Gracias a la actuación de sus actuales gestores, Uniautónoma ha logrado sacudirse del lastre de su tenebroso pasado reciente, aunque los protagonistas de aquella etapa sigan asomándose a las páginas judiciales de los periódicos. En cuanto a Unimetro, es la primera vez que su nombre aparece registrado en los contenidos de una explosiva noticia. Y deseamos que los acontecimientos que está investigando la Fiscalía no quebranten la marcha de la institución ni afecten el trabajo de directivos, funcionarios administrativos y cuerpo de profesores.

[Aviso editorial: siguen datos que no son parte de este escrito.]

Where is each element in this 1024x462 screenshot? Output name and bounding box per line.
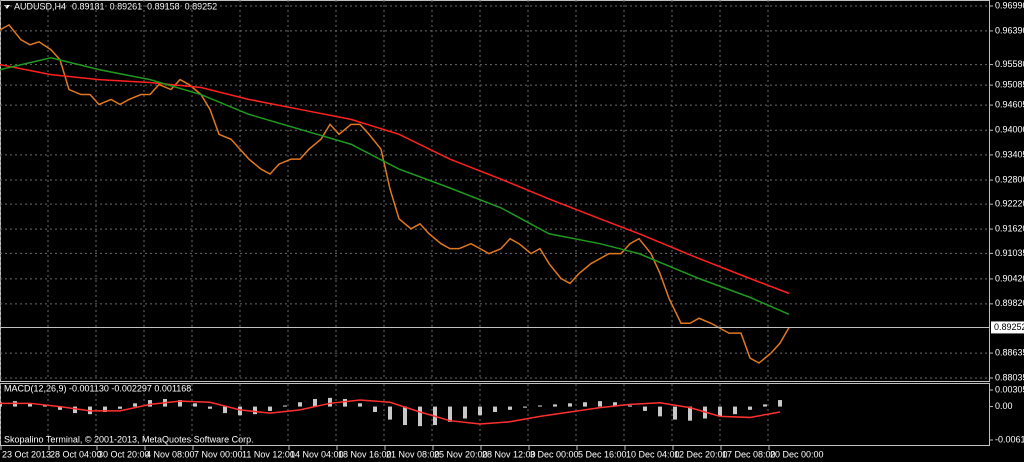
y-tick-label: -0.006155 [995,434,1024,444]
price-line [0,63,790,295]
histogram-bar [748,406,752,410]
histogram-bar [403,406,407,426]
y-tick-label: 0.94605 [995,99,1024,109]
histogram-bar [493,406,497,413]
histogram-bar [28,403,32,407]
histogram-bar [658,406,662,417]
histogram-bar [268,406,272,411]
histogram-bar [523,406,527,408]
histogram-bar [253,406,257,415]
histogram-bar [238,406,242,416]
y-tick-label: 0.95085 [995,80,1024,90]
histogram-bar [778,400,782,407]
histogram-bar [553,404,557,407]
histogram-bar [418,406,422,427]
histogram-bar [688,406,692,421]
x-tick-label: 20 Dec 00:00 [770,449,824,459]
histogram-bar [223,406,227,414]
x-tick-label: 10 Dec 04:00 [626,449,680,459]
y-tick-label: 0.91035 [995,248,1024,258]
histogram-bar [193,403,197,407]
y-tick-label: 0.93405 [995,149,1024,159]
histogram-bar [343,398,347,407]
histogram-bar [448,406,452,422]
histogram-bar [118,406,122,409]
x-tick-label: 21 Nov 08:00 [386,449,440,459]
x-tick-label: 18 Nov 16:00 [338,449,392,459]
price-line [0,399,781,425]
x-tick-label: 5 Dec 16:00 [578,449,627,459]
histogram-bar [598,401,602,407]
price-line [0,56,790,316]
histogram-bar [208,406,212,409]
histogram-bar [73,406,77,414]
last-price-label: 0.89252 [994,322,1024,332]
x-tick-label: 11 Nov 12:00 [242,449,295,459]
x-tick-label: 28 Oct 04:00 [50,449,102,459]
price-line [0,23,790,364]
x-tick-label: 28 Nov 12:00 [482,449,536,459]
x-tick-label: 7 Nov 00:00 [194,449,243,459]
histogram-bar [148,400,152,407]
x-tick-label: 3 Dec 00:00 [530,449,579,459]
last-price-box [991,321,1024,334]
x-tick-label: 4 Nov 08:00 [146,449,195,459]
histogram-bar [508,406,512,410]
macd-title: MACD(12,26,9) -0.001130 -0.002297 0.0011… [4,383,191,393]
histogram-bar [733,406,737,415]
x-tick-label: 30 Oct 20:00 [98,449,150,459]
histogram-bar [478,406,482,416]
histogram-bar [583,402,587,407]
histogram-bar [178,400,182,407]
histogram-bar [313,398,317,407]
x-tick-label: 14 Nov 04:00 [290,449,344,459]
x-tick-label: 12 Dec 20:00 [674,449,728,459]
histogram-bar [718,406,722,417]
histogram-bar [763,404,767,407]
histogram-bar [43,405,47,407]
histogram-bar [328,397,332,407]
histogram-bar [388,406,392,420]
histogram-bar [643,406,647,411]
y-tick-label: 0.003052 [995,384,1024,394]
histogram-bar [373,406,377,413]
y-tick-label: 0.00 [995,401,1013,411]
histogram-bar [298,402,302,407]
histogram-bar [0,402,2,407]
histogram-bar [628,405,632,407]
histogram-bar [568,403,572,407]
x-tick-label: 23 Oct 2013 [2,449,51,459]
histogram-bar [538,405,542,407]
ohlc-value: 0.89158 [147,1,180,11]
x-tick-label: 25 Nov 20:00 [434,449,488,459]
y-tick-label: 0.88635 [995,347,1024,357]
y-tick-label: 0.88035 [995,372,1024,382]
x-tick-label: 17 Dec 08:00 [722,449,776,459]
histogram-bar [358,403,362,407]
histogram-bar [613,402,617,407]
histogram-bar [463,406,467,419]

Esta es una universidad arraigada en el escenario educativo de la ciudad, que viene cumpliendo una tarea formativa de profesionales en el área de la salud. Gabriel Acosta Bendeck, uno de los fundadores, era médico de profesión, aunque durante un tramo considerable de su vida se dedicó a la política y tuvo un espacio en el Congreso de la República en representación del Partido Conservador.
En los ámbitos de este claustro académico barranquillero transcurrió parte de la existencia de uno de nuestros más notables colaboradores, el español Jesús Sáez de Ibarra, que se destacó como uno de los grandes agitadores de la vida cultural e intelectual de la ciudad.
Lo que importa en este momento es que los virulentos enfrentamientos que se han desatado en el entorno familiar del exsenador Bendeck no acaben por afectar la universidad y, por extensión, al cuerpo docente y a los miles de estudiantes que han encontrado en su claustro el lugar para adquirir la formación académica que les permita ganarse la vida en el futuro.
En otras palabras, que lo que es, de momento, una rebatiña familiar, al parecer por la herencia, no adquiera tales dimensiones que termine por convertirse en un problema social.